CHAI’s new CEO, Baltimore Co. police chief retiring and the return of ‘Mrs. Maisel’

Lisa Budlow

Lisa K. Budlow of CHAI: “Our main strengths are our professional team and our community connections.” (Photo Provided)

CHAI has new CEO

Lisa K. Budlow was recently named the chief executive officer of CHAI. An agency of The Associated: Jewish Community Federation of Baltimore, CHAI operates with the mission of strengthening neighborhoods “with a significant Jewish presence by developing and enhancing housing, affecting community development, and supporting aging-in-community,” according to its website. A Randallstown High School graduate, Budlow previously served as CHAI’s interim CEO and chief operating officer. Prior to coming to CHAI two-and-a-half years ago, Budlow served as chief program officer at the Association of Jewish Family & Children’s Agencies and worked in the community services division of Catholic Charities of Baltimore. After graduating in 1993 from the University of Maryland Francis King Carey School of Law, she worked as a mergers and acquisitions attorney at the Miles & Stockbridge law firm.

Read the interview: CHAI’s New CEO Plans to Help Neighborhoods Grow Meaningfully

Baltimore Co. police chief to retire

After more than 13 combined years at the helm of the Baltimore County Police Department, Chief Terrence Sheridan plans to retire in the middle of next year, newly installed County Executive John Olszewski, Jr. announced Dec. 5. Sheridan, who stepped in after Chief James Johnson retired with about a month’s notice in early 2017, will stay on the job for six more months. In the meantime, the county executive’s office said it will conduct a national search for his replacement, according to Baltimore Fishbowl. Sheridan worked for the Maryland State Police for more than 30 years, rising to leadership positions with special operations and drug enforcement, before he was appointed chief of BCPD in 1996. He held the position until 2007, when he was appointed superintendent of the Maryland State Police. In 2011, he stepped away from that job to become a law enforcement adviser for the U.S. Department of Homeland Security’s Intelligence and Analysis Section, but returned last January after Johnson stepped down.
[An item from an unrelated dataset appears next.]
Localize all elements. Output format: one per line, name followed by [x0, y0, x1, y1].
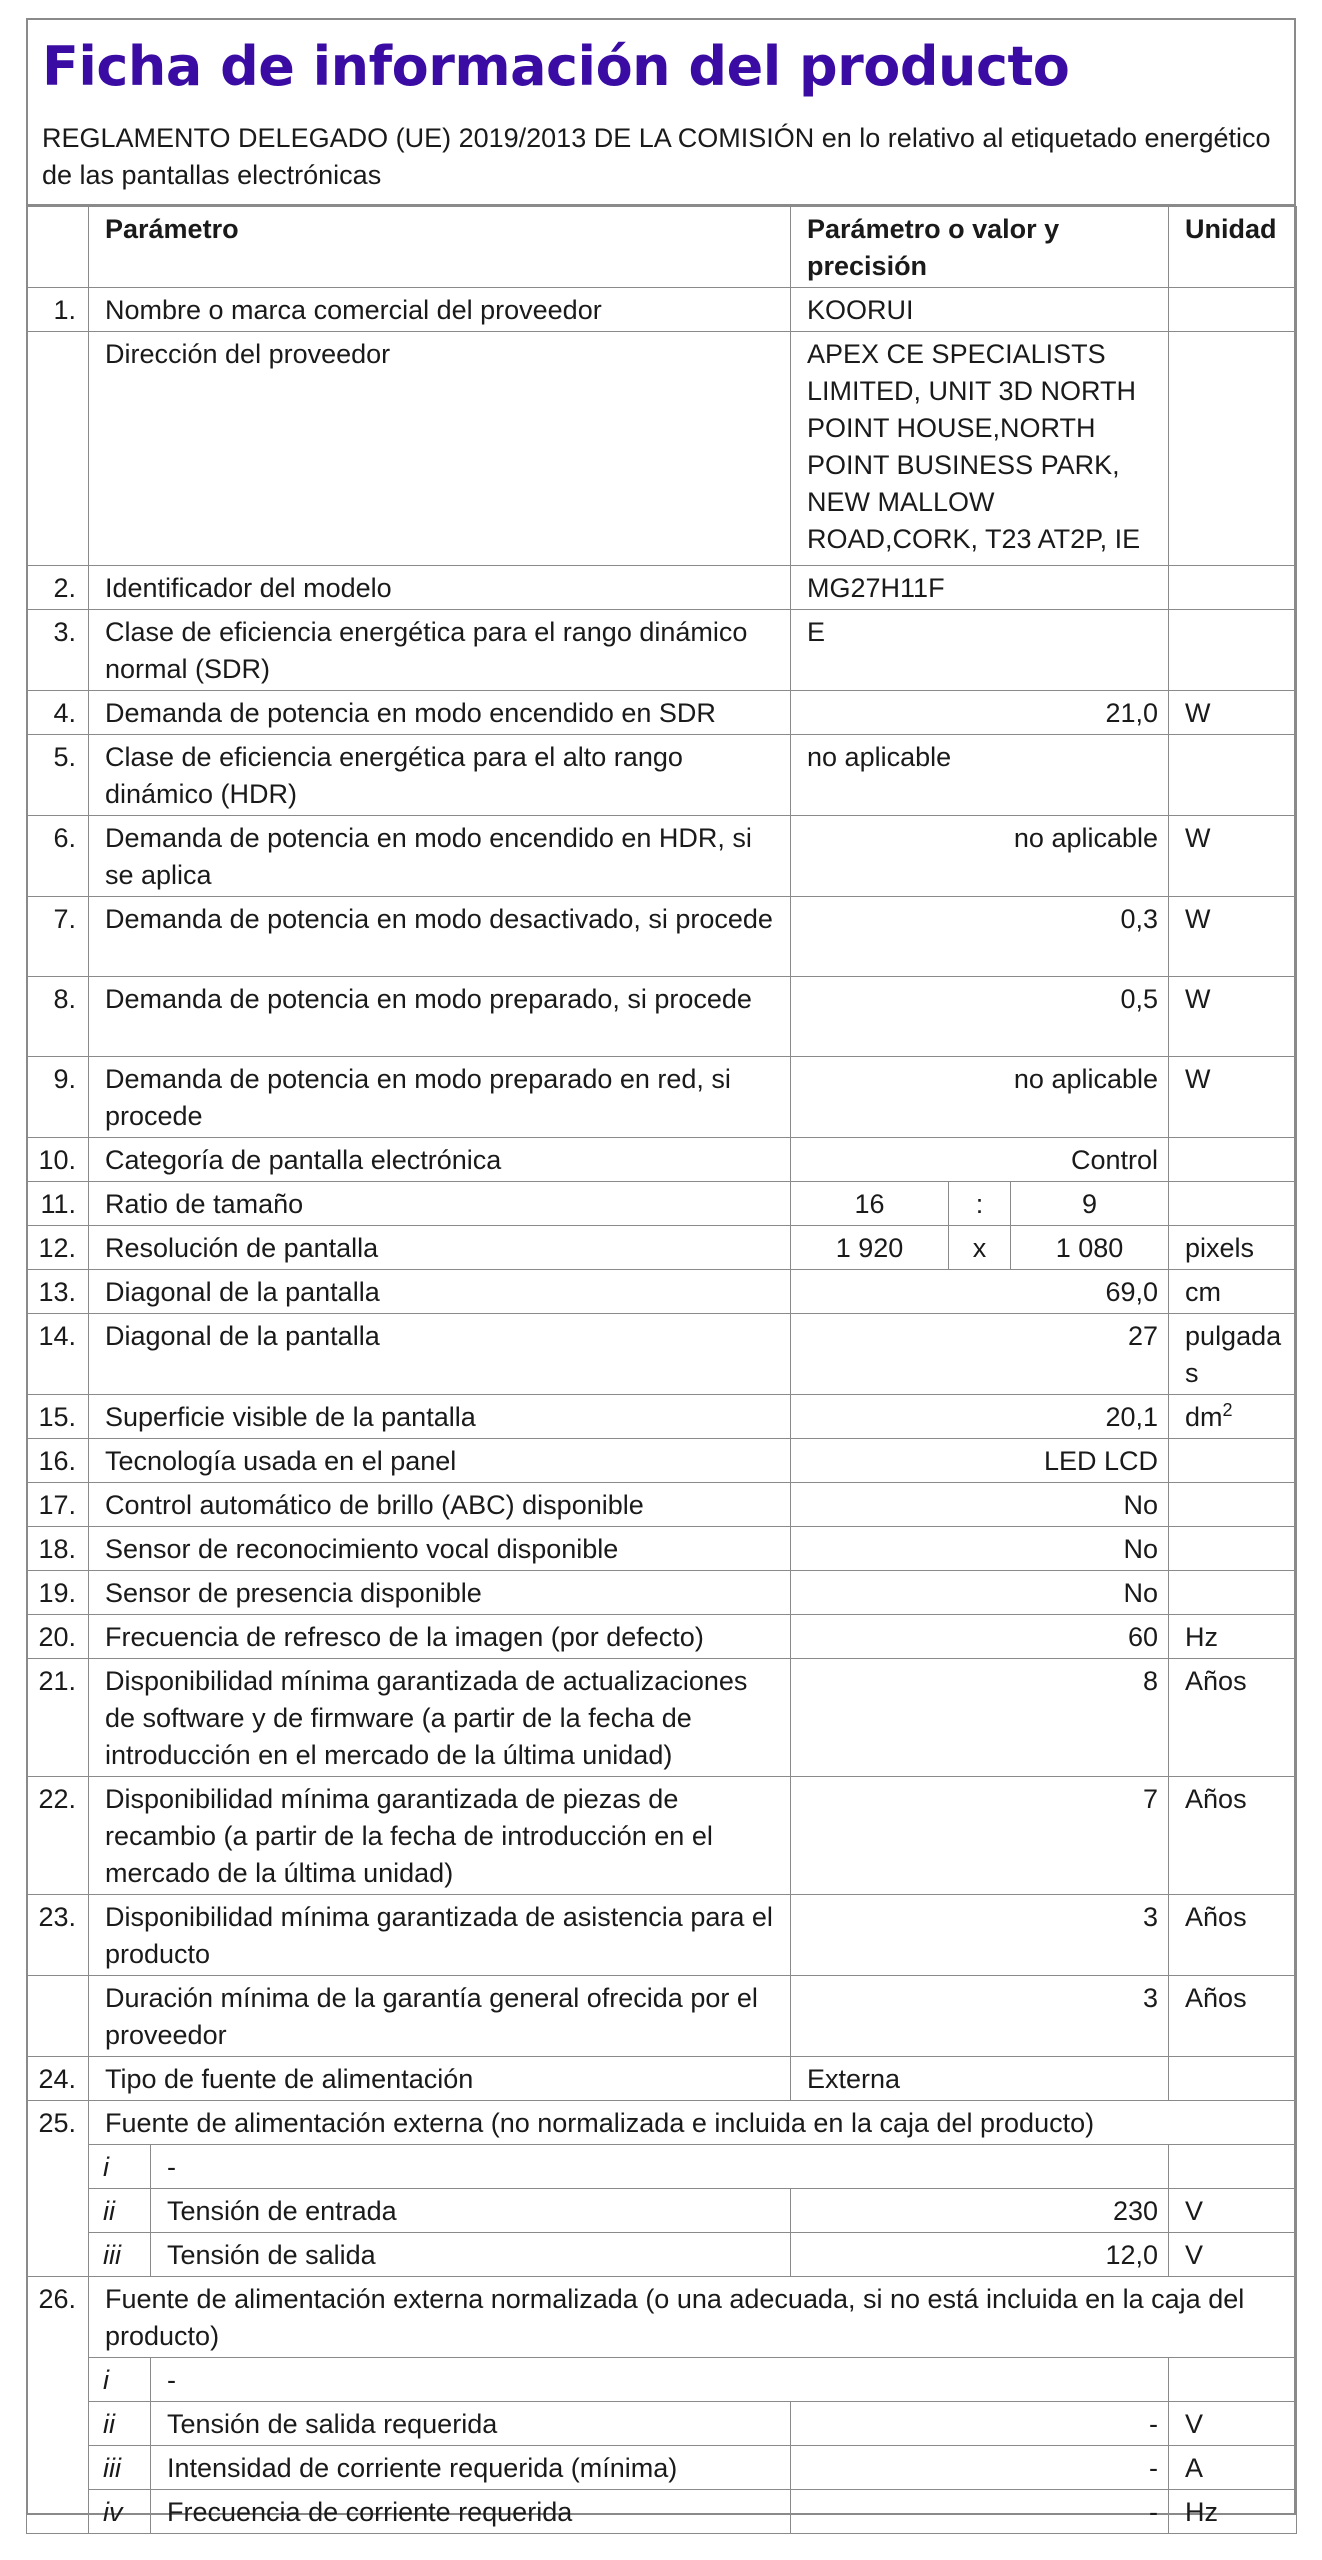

Read more: Baltimore Co. police chief to retire, national search for his replacement underway

Torah scrolls burn in Cape Town synagogue fire
A massive fire gutted a synagogue in Cape Town, South Africa, burning seven Torah scrolls. No one was injured in the blaze Dec. 4 at Beit Midrash Morasha, also known as Arthur’s Road Shul, in Sea Point. The cause has yet to be determined. While some speculated that the fire was sparked by Chanukah candles, the fire team told synagogue officials that it started in the roof. Investigators told the South Africa Jewish Board of Deputies that they have not found any signs of foul play. Four fire engines, 22 firefighters, an aerial vehicle and rescue personnel responded to the fire, according to local news reports.

Read more: Fire guts a Cape Town synagogue, burning 7 Torah scrolls

Albert Einstein

Albert Einstein, circa 1946. (Central Press/Getty Images)

Einstein’s ‘God Letter’ sells at auction for nearly $3 million

A handwritten letter by Albert Einstein on religion, his Jewish identity and his search for meaning in life was sold at auction for nearly $3 million — more than seven times the amount from a decade ago. Einstein wrote what was dubbed “The God Letter” to philosopher Eric Gutkind, in 1954. It sold Dec. 4 at Christie’s for $2,892,500, nearly doubling the estimated sale price. “The word God is for me nothing but the expression and product of human weaknesses, the Bible a collection of venerable but still rather primitive legends,” Einstein wrote. “For me the unadulterated Jewish religion is, like all other religions, an incarnation of primitive superstition,” the letter also said. “And the Jewish people to whom I gladly belong, and in whose mentality I feel profoundly anchored, still for me does not have any different kind of dignity from all other peoples. In 2008, the letter was sold at auction to a private collector for $404,000. –JTA

‘Mrs. Maisel’ returns

The second season of “The Marvelous Mrs. Maisel,” a show about a young Jewish housewife turned aspiring comedian that won eight Emmy Awards in the fall, premiered Dec. 5 on Amazon Prime. Early reviews, which point to how the show continues to explore sexism and female empowerment, have been pretty marvelous, too. Rachel Brosnahan stars as Miriam “Midge” Maisel, who lives on New York City’s very Jewish Upper West Side in the 1950s. Created by “Gilmore Girls” showrunner Amy Sherman-Palladino, and inspired by her Jewish comedian father, the show features jokes about brisket, dreidels and mezuzahs. The second season, which starts with the show’s stars on a detour in Paris, opens with a Barbra Streisand tune. It also features a Yom Kippur service and a visit to the Borscht Belt Catskills, among other delightfully Jewish moments. You can watch the entire first and second season on Amazon Prime. —JTA.